Tim Fuller / USA TODAY Sports

As Josh Gordon approaches a potential date for reinstatement, the consensus belief has been that the Cleveland Browns would immediately look to part ways with him.

Head coach Hue Jackson said after Gordon's latest setback in relation to the NFL's drug policy that the team was "moving on," and Mary Kay Cabot of Cleveland.com reported last week that Gordon would likely be traded or released.

However, Sashi Brown, Cleveland's executive vice president of football operations, doesn't exactly seem set on cutting ties.

"Listen, assuming he would play at the level we started to see glimpses of last preseason and certainly in the league before, (Gordon) would be a talent I think no team in the NFL would turn down if he got back in," Brown said, according to Tony Grossi of ESPN. "Our decision with Josh is just understanding where he is in this process and being able to have him. We're not in position at wide receiver to turn down a guy like Josh if we feel he's settled himself. Josh is going to have an opportunity to reapply to the NFL and at that time we'll make a decision when we know what's going on."

Accounting for the gamesmanship that goes into every team's offseason strategy, keeping the door open for a return could conceivably be the Browns' way of creating a trade market for Gordon's services.

But there's certainly also value in seeing things through with a young and supremely talented wide receiver.

After losing their top playmaker when Terrelle Pryor bolted for the Washington Redskins in free agency, Gordon's potential to bolster the passing game likely becomes all the more intriguing for the Browns.

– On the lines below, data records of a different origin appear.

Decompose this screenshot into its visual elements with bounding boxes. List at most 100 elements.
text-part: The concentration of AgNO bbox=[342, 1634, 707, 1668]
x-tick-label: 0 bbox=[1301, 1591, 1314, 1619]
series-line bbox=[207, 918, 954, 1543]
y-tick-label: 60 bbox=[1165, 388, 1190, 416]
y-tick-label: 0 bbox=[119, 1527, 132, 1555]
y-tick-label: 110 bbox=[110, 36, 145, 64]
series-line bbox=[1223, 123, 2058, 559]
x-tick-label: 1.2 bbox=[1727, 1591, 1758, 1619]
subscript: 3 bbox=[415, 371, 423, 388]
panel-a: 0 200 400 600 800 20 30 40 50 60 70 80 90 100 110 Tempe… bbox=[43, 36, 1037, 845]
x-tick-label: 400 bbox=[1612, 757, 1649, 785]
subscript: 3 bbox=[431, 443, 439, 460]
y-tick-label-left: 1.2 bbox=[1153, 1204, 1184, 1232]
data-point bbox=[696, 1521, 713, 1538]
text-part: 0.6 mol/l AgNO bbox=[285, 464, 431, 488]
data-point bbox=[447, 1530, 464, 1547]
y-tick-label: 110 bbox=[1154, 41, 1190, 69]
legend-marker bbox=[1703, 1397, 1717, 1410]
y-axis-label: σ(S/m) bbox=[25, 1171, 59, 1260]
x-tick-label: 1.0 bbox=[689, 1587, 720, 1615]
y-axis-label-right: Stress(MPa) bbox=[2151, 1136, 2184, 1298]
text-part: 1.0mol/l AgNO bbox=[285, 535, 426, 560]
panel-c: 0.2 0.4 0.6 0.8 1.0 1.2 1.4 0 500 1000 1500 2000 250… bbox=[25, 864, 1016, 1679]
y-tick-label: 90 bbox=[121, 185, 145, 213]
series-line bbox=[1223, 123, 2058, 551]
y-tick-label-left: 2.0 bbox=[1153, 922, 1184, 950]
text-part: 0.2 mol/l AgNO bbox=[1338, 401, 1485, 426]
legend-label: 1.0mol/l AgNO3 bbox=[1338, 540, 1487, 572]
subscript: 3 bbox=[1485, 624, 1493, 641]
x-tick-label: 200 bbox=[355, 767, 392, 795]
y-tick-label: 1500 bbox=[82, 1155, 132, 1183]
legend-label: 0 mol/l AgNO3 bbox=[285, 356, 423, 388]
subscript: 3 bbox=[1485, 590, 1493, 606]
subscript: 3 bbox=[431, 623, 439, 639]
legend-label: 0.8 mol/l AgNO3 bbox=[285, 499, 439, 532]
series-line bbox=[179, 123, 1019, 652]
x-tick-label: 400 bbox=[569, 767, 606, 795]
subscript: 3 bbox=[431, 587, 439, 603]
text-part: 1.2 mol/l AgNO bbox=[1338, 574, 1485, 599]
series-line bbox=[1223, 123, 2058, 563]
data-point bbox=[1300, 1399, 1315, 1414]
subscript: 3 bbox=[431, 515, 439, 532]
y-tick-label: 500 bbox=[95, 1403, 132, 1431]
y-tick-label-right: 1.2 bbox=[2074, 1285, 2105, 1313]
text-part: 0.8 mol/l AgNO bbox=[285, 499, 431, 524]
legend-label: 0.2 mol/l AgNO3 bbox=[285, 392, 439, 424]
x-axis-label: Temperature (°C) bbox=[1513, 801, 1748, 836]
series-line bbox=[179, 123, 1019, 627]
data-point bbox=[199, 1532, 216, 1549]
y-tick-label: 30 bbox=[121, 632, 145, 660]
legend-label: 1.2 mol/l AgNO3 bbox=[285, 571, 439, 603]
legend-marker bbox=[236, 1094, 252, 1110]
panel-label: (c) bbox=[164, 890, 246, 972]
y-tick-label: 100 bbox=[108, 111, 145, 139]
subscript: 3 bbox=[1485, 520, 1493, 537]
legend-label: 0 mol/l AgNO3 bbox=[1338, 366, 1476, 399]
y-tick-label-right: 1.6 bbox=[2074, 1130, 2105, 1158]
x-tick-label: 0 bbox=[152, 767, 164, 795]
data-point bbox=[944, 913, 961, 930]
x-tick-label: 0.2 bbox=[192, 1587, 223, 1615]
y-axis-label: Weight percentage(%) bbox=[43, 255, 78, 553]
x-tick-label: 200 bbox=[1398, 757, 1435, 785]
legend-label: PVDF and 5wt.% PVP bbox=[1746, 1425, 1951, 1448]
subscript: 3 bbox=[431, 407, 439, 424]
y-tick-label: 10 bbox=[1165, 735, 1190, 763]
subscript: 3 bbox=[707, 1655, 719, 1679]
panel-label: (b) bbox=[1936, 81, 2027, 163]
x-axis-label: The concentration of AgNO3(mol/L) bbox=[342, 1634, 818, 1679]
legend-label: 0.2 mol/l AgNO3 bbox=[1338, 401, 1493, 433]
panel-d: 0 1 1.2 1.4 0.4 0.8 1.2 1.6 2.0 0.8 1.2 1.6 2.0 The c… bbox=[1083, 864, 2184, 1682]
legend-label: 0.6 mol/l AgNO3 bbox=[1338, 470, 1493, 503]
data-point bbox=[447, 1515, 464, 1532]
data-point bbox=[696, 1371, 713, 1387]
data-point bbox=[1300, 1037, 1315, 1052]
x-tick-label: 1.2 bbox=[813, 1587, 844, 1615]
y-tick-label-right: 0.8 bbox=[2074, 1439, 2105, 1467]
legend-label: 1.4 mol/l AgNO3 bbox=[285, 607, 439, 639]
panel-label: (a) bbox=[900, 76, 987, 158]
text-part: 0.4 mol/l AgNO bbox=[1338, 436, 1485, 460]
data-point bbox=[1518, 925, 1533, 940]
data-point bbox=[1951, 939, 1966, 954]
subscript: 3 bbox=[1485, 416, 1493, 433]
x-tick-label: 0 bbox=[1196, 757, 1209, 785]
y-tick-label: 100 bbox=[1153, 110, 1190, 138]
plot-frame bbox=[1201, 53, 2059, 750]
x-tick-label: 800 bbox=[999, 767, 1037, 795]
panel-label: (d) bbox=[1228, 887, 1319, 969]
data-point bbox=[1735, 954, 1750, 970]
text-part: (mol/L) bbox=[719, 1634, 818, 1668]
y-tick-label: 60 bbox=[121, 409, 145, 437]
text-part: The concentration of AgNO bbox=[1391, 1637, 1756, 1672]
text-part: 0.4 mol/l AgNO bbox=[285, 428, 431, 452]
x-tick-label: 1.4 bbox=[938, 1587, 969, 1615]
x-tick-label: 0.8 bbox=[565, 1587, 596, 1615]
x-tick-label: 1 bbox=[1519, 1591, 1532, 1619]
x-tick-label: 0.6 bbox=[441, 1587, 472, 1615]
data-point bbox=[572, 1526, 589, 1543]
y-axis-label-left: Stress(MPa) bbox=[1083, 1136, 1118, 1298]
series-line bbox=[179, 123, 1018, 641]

While there's still some risk involved, and it's tough to predict how effective he would be in his first potential regular-season action since 2014, the upside is undeniable.

Gordon, who will still only be turning 26 in April, had emerged as one of the league's most dominant pass-catchers before a series of drug-related suspensions.

Despite missing two games, the former supplemental draft pick finished the 2013 campaign with 87 receptions, a league-high 1,646 receiving yards, and nine touchdowns.